Grubun şarkı üretim sürecinde değişiklik oldu mu?

- Mazhar:
30 yılda beste üretim süreci pek değişmedi. Yine aynı yavaşlıkta, aynı titizlikte gidiyor her şey. Sitemi belli değil. Ne gelir, ne gider, ne çıkar, belli değil.

- Özkan: Şimdi yeni albüme gireceğiz. Ne olacağını kendimiz de bilmiyoruz.

- Mazhar: O heyecan var yani, çok beklediğimiz için vuslat da iyi olacak inşallah.

Özkan Uğur'un 30. yılda bir sürpriz yapıp bestelerini ortaya sermesi bekleniyor mu?

-Özkan:
Var, elimde birkaç melodi var, sözleri eksik. Mazhar tamamlayacak inşallah...

- Mazhar: Keratanın elinde şarkı var tabii. Ben solo albüm yaptım, Fuat solo albüm yaptı, onu bekliyoruz.

- Özkan: Tabii bazı parçaları MFÖ'nün albümünden sonra kaydedeceğim solo albümde kullanacağım.

- Mazhar: Hımmm, hımmm! Haso parçaları kendime saklıyorum, diyorsun. Öyle mi?

- Özkan: Evet, öyle diyorum! (Gülüyor)

Yeni albüm ne zaman piyasaya çıkacak?

- Mazhar:
Universal ile yaptığımız anlaşmaya göre kayıtları Mart ayında teslim edeceğiz. Mayısta çıkacak.

- Fuat: (Kahkahalar) Bu sefer kaçış yok.

HARBİ KAVGALAR

Küçük tartışmaları saymazsak, bugüne kadar kaç kez çok ciddi biçimde ayrılığın eşiğinden döndünüz?

- Mazhar:
Sayısız kereler.

- Mazhar: Vallahi ben Paris'i hatırlıyorum. 'M.V.A.B.'yi kaydediyorduk. Gittiğime, gideceğime pişman oldum. Orada birbirimize küstük.

- Özkan: Albümün adına uydu durum. Hepimiz asabileştik. Harbi kavga ettik. Grup gerçekten ayrılma noktasına geldi.
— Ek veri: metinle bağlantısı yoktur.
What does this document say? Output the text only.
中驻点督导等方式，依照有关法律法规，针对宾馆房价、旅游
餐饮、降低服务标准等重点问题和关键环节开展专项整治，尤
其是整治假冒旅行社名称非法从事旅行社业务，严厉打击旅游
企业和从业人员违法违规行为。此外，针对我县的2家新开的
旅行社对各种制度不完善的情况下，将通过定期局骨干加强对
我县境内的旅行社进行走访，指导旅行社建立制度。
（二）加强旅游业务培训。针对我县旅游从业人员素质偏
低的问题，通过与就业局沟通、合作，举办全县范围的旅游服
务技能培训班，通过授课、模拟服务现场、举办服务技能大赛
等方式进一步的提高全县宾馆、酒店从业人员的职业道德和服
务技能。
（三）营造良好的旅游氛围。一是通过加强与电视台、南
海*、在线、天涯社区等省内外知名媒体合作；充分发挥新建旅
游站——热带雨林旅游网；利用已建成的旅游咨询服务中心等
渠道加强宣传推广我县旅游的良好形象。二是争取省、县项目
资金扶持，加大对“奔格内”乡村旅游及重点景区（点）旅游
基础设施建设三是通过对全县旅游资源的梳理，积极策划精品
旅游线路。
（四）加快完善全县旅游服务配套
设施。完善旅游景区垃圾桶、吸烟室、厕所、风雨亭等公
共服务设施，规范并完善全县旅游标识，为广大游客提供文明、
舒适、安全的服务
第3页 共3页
- Özkan: Paris'te birbirimize çok kırıldık.

- Mazhar: Fay hattı kırıldı. Yedi büyüklüğünde bir deprem oldu. Onun dışındakiler 3.2 filan şiddetinde Los Angeles depremidir. 'M.A.V.B' hakikaten önemli bir kırılmadır.

Kırılan fayı kim, nasıl yapıştırdı? Bu olaydan sonra asla yapmayacağınız şeyler listesi çıkardınız mı?

- Özkan:
Kendiliğinden yapıştı.

- Mazhar: Vallahi hayat yapıştırdı kırıkları. Hayatın dikenli yolları.

MFÖ konseri 30 Kasım Cumartesi, Saat: 19.30'da İstanbul İş Kuleleri, İş Sanat Konser Salonu'nda.

Ölsek de gam yemeyiz dedikleri hayalleri

- Mazhar:
Kişisel hayalim, paraşütle atlamak. Kapadokya'da balonla uçtuk, ama paraşütle hiç atlamadım.

- Fuat: Benim hayalim dünyaya açılmak. Biraz tembeliz, olacak inşallah.

- Özkan: Aslında Diday Diday Day zamanında bunu denemiştik. Albümün bir yüzü Türkçe, diğeri İngilizceydi.

- Mazhar: Şu anda bizim Avrupa'ya çıkmak gibi bir niyetimiz yok. Biz lig maçlarına hazırlanıyoruz.
Haberle ilgili daha fazlası:

BAKMADAN GEÇME!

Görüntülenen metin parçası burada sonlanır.